The letter did not reach Aysel but was returned through the mail, for Jarrah had misaddressed this last sad letter of his short life. It wound up in the hands of the FBI, and she would be told of it only months later. For a while she would hope against hope that Ziad might still be alive, had not after all died on 9/11 and would turn up at her door as he had in the past—with gifts and an apologetic grin.
A packet Khalid al-Mihdhar had hoped would reach his wife, Hoda, in Yemen had also ended up with the FBI. A letter in it, sent with a bank card for an account containing some $10,000, expressed his love for her and their daughter and his desire for her to have the money.
Atta had told the hijackers not to contact their families. He himself, though, apparently placed a call to his father in Cairo on September 9.
In Afghanistan, Osama bin Laden and KSM were taking precautions. KSM crossed over into Pakistan. Bin Laden ordered some followers to disperse, others to stay on high alert. His son Omar had left Afghanistan for good months earlier, disillusioned and following a further warning by the jihadi he trusted that the “big plan” was ongoing, that it was time for him to be “far, far away.” Omar had urged his mother, Najwa, the wife who had borne bin Laden eleven children, to leave as well. “My mother,” he had urged her, “come back to real life.”
Najwa asked her husband for permission to leave, and he agreed on one condition. She was to leave behind several of their sons and daughters, the youngest aged only eight and eleven. On the morning she left, she gave her husband a ring as a remembrance of their long life together. Then, with her two youngest children and a twenty-three-year-old son who was mildly retarded, she climbed into a vehicle to be driven to the border and safety.
Najwa and Osama had been together for almost thirty years, since they were children. Then, he had been the “soft-spoken, serious boy” not yet in his teens. Now, at forty-four, he was the most wanted man in the world, accused of multiple mass murders.
On her way out of Afghanistan, Najwa has said, she prayed for peace.
PART VI
TWENTY-FOUR HOURS
TWENTY-NINE
SEPTEMBER 10, LESS THAN TWENTY-FOUR HOURS BEFORE THE ONSLAUGHT.

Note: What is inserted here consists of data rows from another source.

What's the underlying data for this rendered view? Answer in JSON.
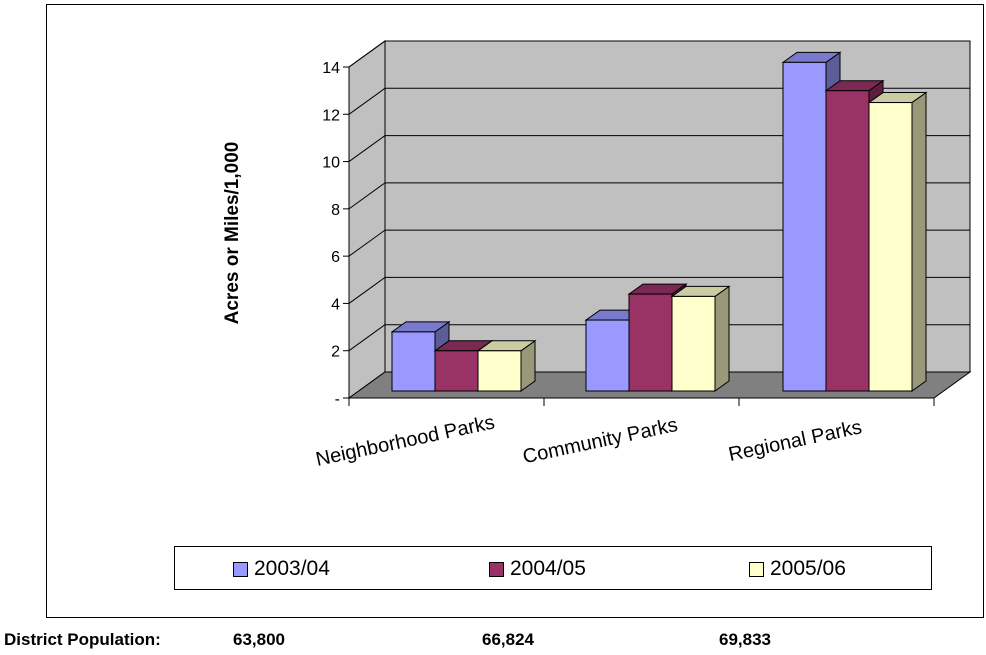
{
  "chart_data": {
    "type": "bar",
    "title": "",
    "xlabel": "",
    "ylabel": "Acres or Miles/1,000",
    "ylim": [
      0,
      14
    ],
    "yticks": [
      "-",
      "2",
      "4",
      "6",
      "8",
      "10",
      "12",
      "14"
    ],
    "categories": [
      "Neighborhood Parks",
      "Community Parks",
      "Regional Parks"
    ],
    "series": [
      {
        "name": "2003/04",
        "values": [
          2.5,
          3.0,
          13.9
        ],
        "color": "#9999ff"
      },
      {
        "name": "2004/05",
        "values": [
          1.7,
          4.1,
          12.7
        ],
        "color": "#993366"
      },
      {
        "name": "2005/06",
        "values": [
          1.7,
          4.0,
          12.2
        ],
        "color": "#ffffcc"
      }
    ],
    "grid": true,
    "legend_position": "bottom"
  },
  "population": {
    "label": "District Population:",
    "values": [
      "63,800",
      "66,824",
      "69,833"
    ]
  }
}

In New York, after five days of inaction on the case, the FBI began again the leisurely search for Hazmi and Mihdhar. Having failed to find Mihdhar at any Marriott hotel in Manhattan, Agent Fuller now hoped to find a trace of them in Los Angeles. Both men, immigration records showed, had said when they first arrived eighteen months earlier that they planned to stay at a “Sheraton hotel” in the city. Checking records in Los Angeles was a job for the local field office, so Agent Fuller wrote up a routine request.
The request was not sent, merely drafted, to be transmitted only the following day—September 11. Had anyone looked, and looked in a timely fashion, Hazmi and Mihdhar had left tracks all over the place in California. There was Hazmi’s name, address, and phone number of the day, bold as brass in the 2000–2001 Pacific Bell White Pages directory for San Diego. Better yet, there were their names on bank records, driver’s license and car registration records, which could have enabled investigators to leapfrog onto traffic police records in New Jersey and elsewhere—even to the purchase of tickets for the flight they were soon to hijack.